The effect of this growing romanticism on Western paintings appeared in the representation of subjects. Discarding the original factual approach, some painters—notably George de Forest Brush—represented the Indian, not as he really was, but according to a predetermined conception. The Indian became the romantic child of nature, idealized to fit a poetic or romantic pattern. Accurate representations of costumes, habits and everyday life became relatively unimportant. The philosophical aspects came first.

Again the situation changed; the Middle West has never been static. After the First World War the landscape and genre aspects of America had little interest for the younger artists. Many of them turned toward Paris and the Continent for study and inspiration. American artistic thought took on an international tinge, and the local scene became secondary. This was especially true in the Middle West—until that widely publicized triumvirate, Curry, Wood and Benton, struck out for the true roots of American life.

They found what they were looking for right at home—in the Main Streets, on the farms, in harvest scenes, at church suppers, and so on, in their native states of Kansas, Iowa and Missouri. Other artists followed their lead. In the Thirties and early Forties, American regionalism flourished. The homely, familiar American farm came into its own on canvas.

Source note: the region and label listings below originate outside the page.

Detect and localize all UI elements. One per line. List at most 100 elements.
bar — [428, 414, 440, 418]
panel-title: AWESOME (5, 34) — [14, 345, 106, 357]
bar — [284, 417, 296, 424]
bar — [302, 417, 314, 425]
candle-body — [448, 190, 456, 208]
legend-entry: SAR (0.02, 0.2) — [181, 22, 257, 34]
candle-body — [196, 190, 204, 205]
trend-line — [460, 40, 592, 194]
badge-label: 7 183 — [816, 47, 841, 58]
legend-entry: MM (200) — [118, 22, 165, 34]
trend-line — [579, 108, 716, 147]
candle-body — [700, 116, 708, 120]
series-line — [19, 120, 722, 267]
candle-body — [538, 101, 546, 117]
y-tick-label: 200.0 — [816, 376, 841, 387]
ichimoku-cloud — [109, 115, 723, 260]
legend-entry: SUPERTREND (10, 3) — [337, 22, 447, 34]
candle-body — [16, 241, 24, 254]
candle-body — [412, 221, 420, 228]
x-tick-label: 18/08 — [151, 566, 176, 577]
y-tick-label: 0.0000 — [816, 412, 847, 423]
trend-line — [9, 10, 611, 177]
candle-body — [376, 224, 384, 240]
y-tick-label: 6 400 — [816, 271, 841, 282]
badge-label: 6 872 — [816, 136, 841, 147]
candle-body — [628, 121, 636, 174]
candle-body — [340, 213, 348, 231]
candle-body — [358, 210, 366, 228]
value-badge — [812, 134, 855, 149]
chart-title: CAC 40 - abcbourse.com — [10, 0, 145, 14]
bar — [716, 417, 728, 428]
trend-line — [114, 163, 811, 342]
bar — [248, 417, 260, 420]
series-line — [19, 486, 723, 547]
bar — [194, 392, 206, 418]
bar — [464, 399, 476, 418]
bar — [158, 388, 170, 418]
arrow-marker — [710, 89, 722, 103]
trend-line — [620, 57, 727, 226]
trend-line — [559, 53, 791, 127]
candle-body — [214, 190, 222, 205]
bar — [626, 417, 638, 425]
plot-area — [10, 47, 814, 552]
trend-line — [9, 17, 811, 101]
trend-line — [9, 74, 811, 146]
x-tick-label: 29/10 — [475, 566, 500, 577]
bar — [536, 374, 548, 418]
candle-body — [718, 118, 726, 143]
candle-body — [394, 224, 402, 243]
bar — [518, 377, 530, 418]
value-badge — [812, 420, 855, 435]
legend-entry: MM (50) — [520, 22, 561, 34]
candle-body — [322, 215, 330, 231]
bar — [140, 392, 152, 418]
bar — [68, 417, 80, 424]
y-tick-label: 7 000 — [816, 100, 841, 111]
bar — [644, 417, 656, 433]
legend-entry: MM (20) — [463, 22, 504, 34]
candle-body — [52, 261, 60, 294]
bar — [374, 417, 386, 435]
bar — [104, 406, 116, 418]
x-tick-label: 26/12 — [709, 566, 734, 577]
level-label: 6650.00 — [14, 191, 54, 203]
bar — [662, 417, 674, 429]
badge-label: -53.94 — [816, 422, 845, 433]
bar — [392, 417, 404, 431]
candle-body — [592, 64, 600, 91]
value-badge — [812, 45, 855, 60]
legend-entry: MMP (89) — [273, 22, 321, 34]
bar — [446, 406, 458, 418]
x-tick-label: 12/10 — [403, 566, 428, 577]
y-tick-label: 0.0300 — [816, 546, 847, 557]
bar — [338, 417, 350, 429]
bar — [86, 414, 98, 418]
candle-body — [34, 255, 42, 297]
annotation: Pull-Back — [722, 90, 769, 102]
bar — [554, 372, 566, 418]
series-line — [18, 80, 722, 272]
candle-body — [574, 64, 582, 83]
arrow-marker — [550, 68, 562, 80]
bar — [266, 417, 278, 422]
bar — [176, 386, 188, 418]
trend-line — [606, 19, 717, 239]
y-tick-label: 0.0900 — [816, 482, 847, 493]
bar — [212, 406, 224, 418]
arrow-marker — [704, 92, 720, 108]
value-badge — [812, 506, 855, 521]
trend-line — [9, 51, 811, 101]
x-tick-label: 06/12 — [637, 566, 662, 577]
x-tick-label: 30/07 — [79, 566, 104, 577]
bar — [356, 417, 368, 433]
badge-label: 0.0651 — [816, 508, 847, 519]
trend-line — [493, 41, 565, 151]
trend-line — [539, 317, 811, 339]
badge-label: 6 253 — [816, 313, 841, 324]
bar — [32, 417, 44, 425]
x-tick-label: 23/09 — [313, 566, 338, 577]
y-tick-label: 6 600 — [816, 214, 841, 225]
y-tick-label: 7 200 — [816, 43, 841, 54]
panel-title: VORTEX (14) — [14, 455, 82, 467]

But these regionalists were not making reports for surveys or providing illustrations for Eastern magazines, nor were they looking for romance in a by-gone or wholly imaginary era. Like the Nineteenth Century artists, they were realists; but their realism had a strong personal approach. The subject was only their starting point. Color, action and background were composed into a unified personal statement of the scene that was bold and direct, often freely and impressionistically painted—the same Western environment that influenced Bodmer, Stanley, Moran and Russell, subject now to a new age and thought.

The regionalist movement, of course, did not affect all artists. Counter-movements of expressionism and non-objectivity had become well rooted in America during the 1920’s. At mid-century, American artists have turned away from regionalism. The physical environment has become secondary—even non-existent—to a world if inner ideas and personal emotions that is uppermost in modern painting.

Today the influence of environment in the middle part of this country lies not in its appearance but in its vastness, openness, and even—in an age of speedy air travel—in its distance from the east and west coasts. All over this area there are active centers where independent, creative work is going forward. In these separate areas it is possible that freshness, individuality and resourcefulness can be maintained in a period when art is becoming typed and design is becoming highly standardized.

For in the final analysis, the impact of the environment on the artist is largely mental. Increasingly, man ceases to be confined by his physical surroundings. The tremendous Middle West is still greater than the men who live in it and try to interpret it, but it challenges them now in a different way.